The Importance of Building an Experimentation Platform for Effective Decision-Making

Building a platform for running experiments is crucial for effective and efficient experimentation. Ronny Kohavi emphasizes the importance of self-service and reducing the marginal cost of experiments to zero. By providing a platform that allows users to easily set up, run, and analyze experiments, organizations can streamline the experimentation process. Kohavi also highlights the need for strong analysis capabilities within the platform to avoid the reliance on data scientists. Trust is vital in running experiments, but speed is also important. Kohavi recommends having a scorecard soon after the experiment finishes and utilizing variance reduction techniques, such as capping metrics and using pre-experiment data to adjust results. Overall, the conversation emphasizes the value of building a comprehensive experimentation platform to drive effective decision-making.

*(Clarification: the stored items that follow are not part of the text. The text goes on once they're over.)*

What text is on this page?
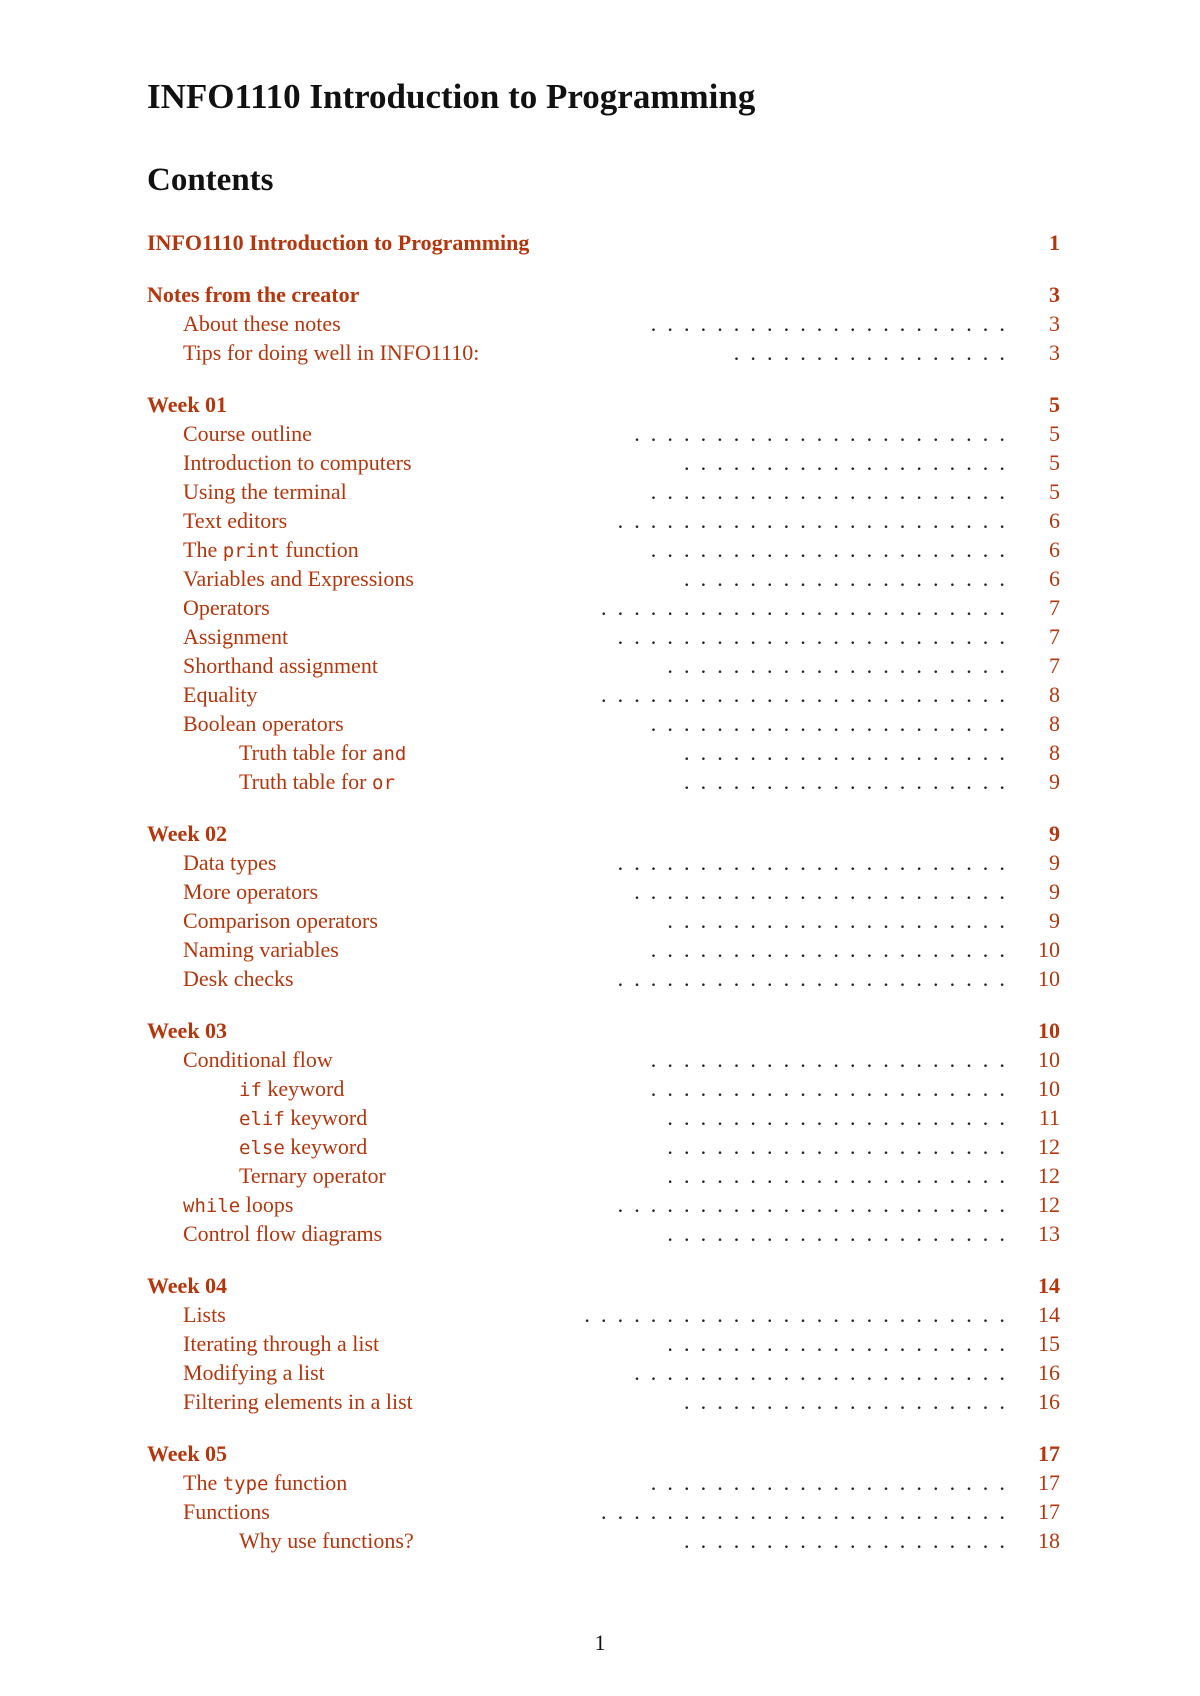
INFO1110 Introduction to Programming
Contents
INFO1110 Introduction to Programming	1
Notes from the creator	3
About these notes	...................... 3
Tips for doing well in INFO1110:	................. 3
Week 01	5
Course outline	....................... 5
Introduction to computers	.................... 5
Using the terminal	...................... 5
Text editors	........................ 6
The print function	...................... 6
Variables and Expressions	.................... 6
Operators	......................... 7
Assignment	........................ 7
Shorthand assignment	..................... 7
Equality	......................... 8
Boolean operators	...................... 8
Truth table for and	.................... 8
Truth table for or	.................... 9
Week 02	9
Data types	........................ 9
More operators	....................... 9
Comparison operators	..................... 9
Naming variables	...................... 10
Desk checks	........................ 10
Week 03	10
Conditional flow	...................... 10
if keyword	...................... 10
elif keyword	..................... 11
else keyword	..................... 12
Ternary operator	..................... 12
while loops	........................ 12
Control flow diagrams	..................... 13
Week 04	14
Lists	.......................... 14
Iterating through a list	..................... 15
Modifying a list	....................... 16
Filtering elements in a list	.................... 16
Week 05	17
The type function	...................... 17
Functions	......................... 17
Why use functions?	.................... 18
1
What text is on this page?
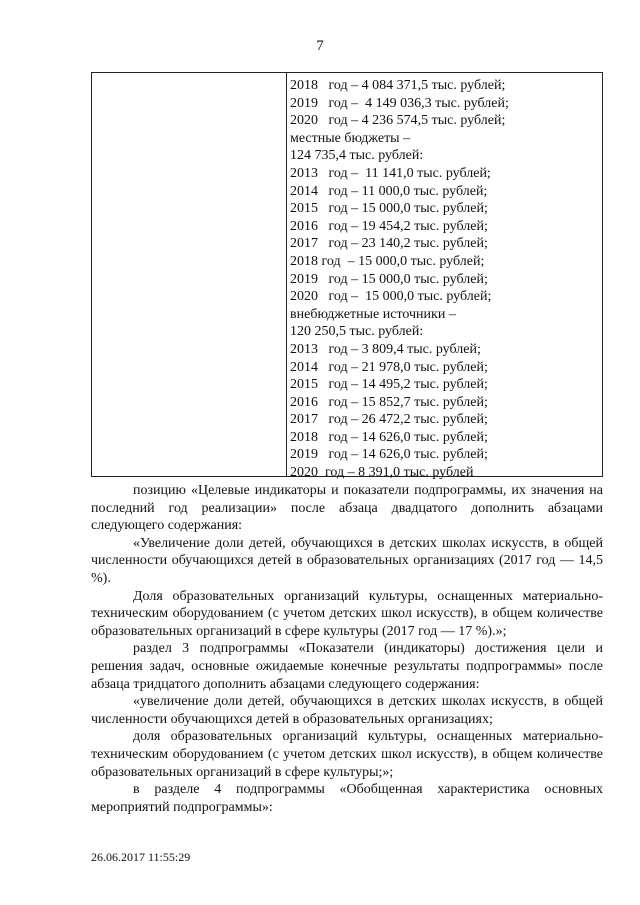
7
2018   год – 4 084 371,5 тыс. рублей;
2019   год –  4 149 036,3 тыс. рублей;
2020   год – 4 236 574,5 тыс. рублей;
местные бюджеты –
124 735,4 тыс. рублей:
2013   год –  11 141,0 тыс. рублей;
2014   год – 11 000,0 тыс. рублей;
2015   год – 15 000,0 тыс. рублей;
2016   год – 19 454,2 тыс. рублей;
2017   год – 23 140,2 тыс. рублей;
2018 год  – 15 000,0 тыс. рублей;
2019   год – 15 000,0 тыс. рублей;
2020   год –  15 000,0 тыс. рублей;
внебюджетные источники –
120 250,5 тыс. рублей:
2013   год – 3 809,4 тыс. рублей;
2014   год – 21 978,0 тыс. рублей;
2015   год – 14 495,2 тыс. рублей;
2016   год – 15 852,7 тыс. рублей;
2017   год – 26 472,2 тыс. рублей;
2018   год – 14 626,0 тыс. рублей;
2019   год – 14 626,0 тыс. рублей;
2020  год – 8 391,0 тыс. рублей

позицию «Целевые индикаторы и показатели подпрограммы, их значения на последний год реализации» после абзаца двадцатого дополнить абзацами следующего содержания:

«Увеличение доли детей, обучающихся в детских школах искусств, в общей численности обучающихся детей в образовательных организациях (2017 год — 14,5 %).

Доля образовательных организаций культуры, оснащенных материально-техническим оборудованием (с учетом детских школ искусств), в общем количестве образовательных организаций в сфере культуры (2017 год — 17 %).»;

раздел 3 подпрограммы «Показатели (индикаторы) достижения цели и решения задач, основные ожидаемые конечные результаты подпрограммы» после абзаца тридцатого дополнить абзацами следующего содержания:

«увеличение доли детей, обучающихся в детских школах искусств, в общей численности обучающихся детей в образовательных организациях;

доля образовательных организаций культуры, оснащенных материально-техническим оборудованием (с учетом детских школ искусств), в общем количестве образовательных организаций в сфере культуры;»;

в разделе 4 подпрограммы «Обобщенная характеристика основных мероприятий подпрограммы»:

26.06.2017 11:55:29
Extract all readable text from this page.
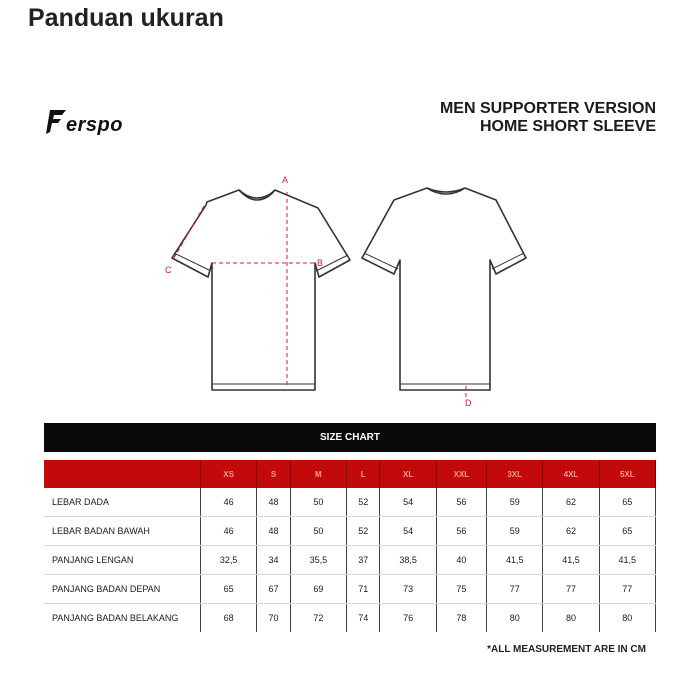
Panduan ukuran
erspo
MEN SUPPORTER VERSION
HOME SHORT SLEEVE
A
B
C
D
SIZE CHART
	XS	S	M	L	XL	XXL	3XL	4XL	5XL
LEBAR DADA	46	48	50	52	54	56	59	62	65
LEBAR BADAN BAWAH	46	48	50	52	54	56	59	62	65
PANJANG LENGAN	32,5	34	35,5	37	38,5	40	41,5	41,5	41,5
PANJANG BADAN DEPAN	65	67	69	71	73	75	77	77	77
PANJANG BADAN BELAKANG	68	70	72	74	76	78	80	80	80
*ALL MEASUREMENT ARE IN CM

There are several books and a TV series that Ronny Kohavi highly recommends. One book called "Calling Bullshit" provides insightful perspectives on extreme claims and encourages skepticism. Another book, "Hard Facts, Dangerous Half-Truths And Total Nonsense," challenges commonly held beliefs, showing that many things we consider well-understood may lack justification. The book "Mistakes Were Made (But Not by Me)" explores the fallacies we often succumb to, leading to humbling outcomes. Additionally, the TV series "Chernobyl" is highly praised by Kohavi for its portrayal of the disaster. Furthermore, Kohavi discusses using structured narratives, a concept he learned at Amazon, as a minor change that has had a significant impact on their product development process.

Shifting from PowerPoint to structured documents improves feedback and decision-making.

Implementing a structured document instead of PowerPoint presentations can have a significant impact. Ronny Kohavi shared his experience at Amazon, where they shifted from using paper-based presentations to Word or Google Docs. This change allowed for team members to provide honest feedback and for that feedback to be easily documented and referenced after the meeting. Additionally, Ronny emphasized the importance of the hierarchy of evidence when it comes to making decisions based on information. Trusting controlled experiments and multiple controlled experiments over anecdotal or observational studies is crucial. Understanding the concept of control experiments can help individuals make data-driven decisions and improve their overall decision-making processes.